In: Statistics and Probability
Use the CO2 data and via Multiple regression select the two variables that predict the CO2 level with the best P-value. Make another table with these two variables and answer the questions. Numerical answers are rounded so choose the answer that matches the best:
Hour CO Traffic Wind
1 2.4 50 -0.2
2 1.7 26 0.0
3 1.4 16 0.0
4 1.2 10 0.0
5 1.2 12 0.1
6 2.0 41 -0.1
7 3.4 157 -0.1
8 5.8 276 -0.2
9 6.8 282 0.2
10 6.6 242 1.0
11 6.3 200 2.3
12 5.8 186 3.8
13 5.5 179 4.6
14 5.9 178 5.4
15 6.8 203 5.9
16 7.0 264 5.9
17 7.4 289 5.6
18 7.4 308 4.9
19 6.4 267 3.8
20 5.0 190 2.5
21 3.8 125 1.4
22 3.5 120 0.6
23 3.3 116 0.4
24 3.1 87 0.1
Answer the questions for Assessment:
13. What are the two selected variables? a. Hour and Traffic b. Wind and Traffic c. Hour and Wind
14. Which of the variables has a better P-value and what is this P-value? (Note: numbers are truncated.) a. Traffic; 0.018 b. Traffic; 6.85E-12 c. Wind; 0.0056 d. Wind; 0.174
15. Based on the table, how would you characterize the Regression fit? a. Poor b. Good c. Excellent
16. What is another name for the coefficient 1.274461 and what is its interpretation based on the data? a. The X-intercept; when the average weekday traffic density and the perpendicular wind-speed component are zero.
b. The slope of an average summer weekday's CO2 concentration. It is how much the CO2 concentration will increase when both the average weekday traffic density and the perpendicular wind-speed component increase by 1 unit.

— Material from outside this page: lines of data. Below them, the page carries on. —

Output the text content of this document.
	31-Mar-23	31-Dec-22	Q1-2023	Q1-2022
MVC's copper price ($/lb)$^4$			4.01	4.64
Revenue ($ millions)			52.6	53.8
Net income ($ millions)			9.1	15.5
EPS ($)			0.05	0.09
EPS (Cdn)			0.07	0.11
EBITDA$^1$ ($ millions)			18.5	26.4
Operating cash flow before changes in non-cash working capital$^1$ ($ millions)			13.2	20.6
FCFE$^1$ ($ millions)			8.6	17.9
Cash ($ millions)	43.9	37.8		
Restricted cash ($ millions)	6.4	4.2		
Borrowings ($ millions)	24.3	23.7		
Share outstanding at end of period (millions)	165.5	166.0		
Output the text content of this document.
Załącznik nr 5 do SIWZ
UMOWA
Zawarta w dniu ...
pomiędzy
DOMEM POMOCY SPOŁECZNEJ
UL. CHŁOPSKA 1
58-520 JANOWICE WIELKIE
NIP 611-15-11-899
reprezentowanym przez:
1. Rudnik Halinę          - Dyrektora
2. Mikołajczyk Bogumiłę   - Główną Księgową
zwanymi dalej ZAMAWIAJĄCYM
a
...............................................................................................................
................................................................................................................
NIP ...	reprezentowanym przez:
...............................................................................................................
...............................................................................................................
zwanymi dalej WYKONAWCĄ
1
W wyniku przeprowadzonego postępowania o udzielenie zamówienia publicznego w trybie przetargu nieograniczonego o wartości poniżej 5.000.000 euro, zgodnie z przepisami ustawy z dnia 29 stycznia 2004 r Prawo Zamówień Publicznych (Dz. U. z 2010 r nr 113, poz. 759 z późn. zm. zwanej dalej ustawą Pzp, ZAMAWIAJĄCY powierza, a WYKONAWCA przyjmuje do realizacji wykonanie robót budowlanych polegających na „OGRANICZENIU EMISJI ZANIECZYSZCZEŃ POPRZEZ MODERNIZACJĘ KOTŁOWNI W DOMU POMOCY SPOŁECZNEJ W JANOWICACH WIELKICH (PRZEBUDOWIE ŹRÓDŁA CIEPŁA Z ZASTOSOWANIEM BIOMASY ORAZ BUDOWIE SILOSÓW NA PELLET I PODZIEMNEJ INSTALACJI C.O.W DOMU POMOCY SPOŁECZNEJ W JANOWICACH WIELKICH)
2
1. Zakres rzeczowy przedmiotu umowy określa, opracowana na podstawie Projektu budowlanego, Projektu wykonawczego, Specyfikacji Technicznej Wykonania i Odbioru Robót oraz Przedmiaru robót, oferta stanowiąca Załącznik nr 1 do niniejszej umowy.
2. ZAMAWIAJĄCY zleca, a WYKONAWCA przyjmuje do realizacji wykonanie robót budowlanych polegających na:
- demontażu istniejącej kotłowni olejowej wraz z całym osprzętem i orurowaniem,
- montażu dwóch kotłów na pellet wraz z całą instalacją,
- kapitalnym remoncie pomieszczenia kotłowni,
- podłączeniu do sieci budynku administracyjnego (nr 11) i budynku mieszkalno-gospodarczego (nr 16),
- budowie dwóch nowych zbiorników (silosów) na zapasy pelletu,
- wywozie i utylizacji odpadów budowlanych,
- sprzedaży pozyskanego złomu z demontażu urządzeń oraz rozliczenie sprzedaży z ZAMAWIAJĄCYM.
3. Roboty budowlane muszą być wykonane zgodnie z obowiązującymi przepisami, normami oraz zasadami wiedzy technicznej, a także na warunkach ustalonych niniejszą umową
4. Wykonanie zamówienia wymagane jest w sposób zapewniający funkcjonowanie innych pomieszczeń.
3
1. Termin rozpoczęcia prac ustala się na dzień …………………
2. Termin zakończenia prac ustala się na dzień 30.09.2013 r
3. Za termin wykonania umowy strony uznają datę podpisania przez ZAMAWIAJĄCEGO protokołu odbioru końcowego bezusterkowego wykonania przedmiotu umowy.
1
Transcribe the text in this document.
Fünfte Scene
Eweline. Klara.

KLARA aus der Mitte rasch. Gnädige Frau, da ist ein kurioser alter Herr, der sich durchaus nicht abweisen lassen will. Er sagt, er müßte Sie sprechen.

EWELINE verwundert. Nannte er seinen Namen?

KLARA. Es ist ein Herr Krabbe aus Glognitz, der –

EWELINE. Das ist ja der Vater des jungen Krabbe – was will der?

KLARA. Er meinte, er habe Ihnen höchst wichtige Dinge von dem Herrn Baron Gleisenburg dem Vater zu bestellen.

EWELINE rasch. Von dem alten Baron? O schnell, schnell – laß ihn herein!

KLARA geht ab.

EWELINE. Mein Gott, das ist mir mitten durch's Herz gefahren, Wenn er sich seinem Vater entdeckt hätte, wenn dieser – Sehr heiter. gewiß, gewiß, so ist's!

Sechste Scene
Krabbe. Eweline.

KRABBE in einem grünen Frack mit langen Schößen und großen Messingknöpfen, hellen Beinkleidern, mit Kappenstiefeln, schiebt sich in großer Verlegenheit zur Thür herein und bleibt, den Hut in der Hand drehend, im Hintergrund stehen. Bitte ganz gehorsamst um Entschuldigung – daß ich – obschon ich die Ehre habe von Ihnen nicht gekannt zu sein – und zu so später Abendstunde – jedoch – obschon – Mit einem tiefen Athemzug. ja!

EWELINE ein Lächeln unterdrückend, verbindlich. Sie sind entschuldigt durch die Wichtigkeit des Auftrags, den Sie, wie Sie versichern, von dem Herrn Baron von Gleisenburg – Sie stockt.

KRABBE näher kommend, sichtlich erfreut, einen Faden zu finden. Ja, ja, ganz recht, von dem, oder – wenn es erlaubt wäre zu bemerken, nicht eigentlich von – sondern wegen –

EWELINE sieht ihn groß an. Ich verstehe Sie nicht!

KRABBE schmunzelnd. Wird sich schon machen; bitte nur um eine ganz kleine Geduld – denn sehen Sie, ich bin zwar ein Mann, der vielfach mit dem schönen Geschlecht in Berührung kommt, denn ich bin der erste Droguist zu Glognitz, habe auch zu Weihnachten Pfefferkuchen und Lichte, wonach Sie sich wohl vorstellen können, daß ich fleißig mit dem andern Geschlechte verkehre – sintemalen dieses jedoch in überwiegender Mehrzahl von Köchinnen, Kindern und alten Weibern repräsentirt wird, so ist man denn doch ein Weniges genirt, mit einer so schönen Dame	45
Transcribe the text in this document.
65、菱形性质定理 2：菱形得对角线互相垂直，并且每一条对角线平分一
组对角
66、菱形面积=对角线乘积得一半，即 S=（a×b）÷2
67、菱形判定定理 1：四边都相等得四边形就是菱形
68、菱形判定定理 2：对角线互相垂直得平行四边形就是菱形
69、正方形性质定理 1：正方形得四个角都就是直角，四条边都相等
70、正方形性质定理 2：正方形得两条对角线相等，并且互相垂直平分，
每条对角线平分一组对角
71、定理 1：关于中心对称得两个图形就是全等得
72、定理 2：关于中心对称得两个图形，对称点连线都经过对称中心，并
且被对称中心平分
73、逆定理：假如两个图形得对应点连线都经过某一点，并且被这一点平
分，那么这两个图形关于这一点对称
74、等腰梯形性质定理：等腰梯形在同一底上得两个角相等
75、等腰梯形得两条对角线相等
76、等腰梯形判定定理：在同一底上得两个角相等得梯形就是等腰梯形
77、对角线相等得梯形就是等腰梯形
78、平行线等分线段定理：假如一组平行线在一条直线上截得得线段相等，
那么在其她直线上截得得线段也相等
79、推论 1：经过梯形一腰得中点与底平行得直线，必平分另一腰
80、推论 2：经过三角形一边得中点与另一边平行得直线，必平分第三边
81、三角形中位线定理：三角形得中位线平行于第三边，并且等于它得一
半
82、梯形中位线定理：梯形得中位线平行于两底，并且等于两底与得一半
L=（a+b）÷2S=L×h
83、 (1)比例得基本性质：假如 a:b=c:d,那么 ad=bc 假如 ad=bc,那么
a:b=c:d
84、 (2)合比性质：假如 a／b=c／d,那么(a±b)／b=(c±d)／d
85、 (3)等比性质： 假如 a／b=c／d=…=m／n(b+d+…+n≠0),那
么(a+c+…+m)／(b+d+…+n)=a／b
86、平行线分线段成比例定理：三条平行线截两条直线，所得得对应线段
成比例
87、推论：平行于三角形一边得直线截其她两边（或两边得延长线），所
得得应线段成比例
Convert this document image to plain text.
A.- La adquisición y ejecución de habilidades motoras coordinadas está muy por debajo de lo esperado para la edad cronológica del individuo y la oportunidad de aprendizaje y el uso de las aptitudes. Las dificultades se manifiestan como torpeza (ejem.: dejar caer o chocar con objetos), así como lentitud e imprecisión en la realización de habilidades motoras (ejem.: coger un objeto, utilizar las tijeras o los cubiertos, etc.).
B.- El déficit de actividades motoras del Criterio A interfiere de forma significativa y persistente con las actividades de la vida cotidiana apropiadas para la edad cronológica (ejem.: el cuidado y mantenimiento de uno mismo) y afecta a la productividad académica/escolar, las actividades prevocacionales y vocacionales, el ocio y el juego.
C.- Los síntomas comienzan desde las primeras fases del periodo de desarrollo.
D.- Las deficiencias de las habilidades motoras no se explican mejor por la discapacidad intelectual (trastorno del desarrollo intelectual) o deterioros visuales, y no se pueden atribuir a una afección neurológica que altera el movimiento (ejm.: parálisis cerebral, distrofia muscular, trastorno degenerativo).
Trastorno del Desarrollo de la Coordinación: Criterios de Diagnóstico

c. The Y-intercept; It is how much the CO2 concentration will increase when both the average weekday traffic density and the perpendicular wind-speed component are zero.
d. The Y-intercept; it is the average summer weekday CO2 concentration when the average weekday traffic density and the perpendicular wind-speed component are zero.
e. None of these
I used R software to solve this question.
R codes and output:
d=read.table('co2.csv',header=TRUE, sep=',')
> head(d)
Hour CO Traffic Wind
1 1 2.4 50 -0.2
2 2 1.7 26 0.0
3 3 1.4 16 0.0
4 4 1.2 10 0.0
5 5 1.2 12 0.1
6 6 2.0 41 -0.1
> attach(d)
> fit=lm(CO~Hour+Traffic+Wind)
> summary(fit)
Call:
lm(formula = CO ~ Hour + Traffic + Wind)
Residuals:
Min 1Q Median 3Q Max
-0.67461 -0.31714 -0.04293 0.26546 0.91662
Coefficients:
Estimate Std. Error t value Pr(>|t|)
(Intercept) 1.305220 0.206791 6.312 3.68e-06 ***
Hour -0.005669 0.014552 -0.390 0.700976
Traffic 0.018040 0.001205 14.976 2.48e-12 ***
Wind 0.231560 0.050749 4.563 0.000189 ***
---
Signif. codes: 0 ‘***’ 0.001 ‘**’ 0.01 ‘*’ 0.05 ‘.’ 0.1 ‘ ’ 1
Residual standard error: 0.4346 on 20 degrees of freedom
Multiple R-squared: 0.9648, Adjusted R-squared: 0.9595
F-statistic: 182.9 on 3 and 20 DF, p-value: 1.056e-14
Que.13
Wind and Traffic
Because their p-values are less than 0.05.
Que.14
Traffic; 6.85E-12
Que.15
Excellent
Because test for overall significance is F-statistic: 182.9 on 3 and 20 DF, p-value: 1.056e-14
The p-value is less than 0.05, hence model is statistically significant. and it will explain 96.48% variation in CO2.
Que.16
The Y-intercept; it is the average summer weekday CO2 concentration when the average weekday traffic density and the perpendicular wind-speed component are zero.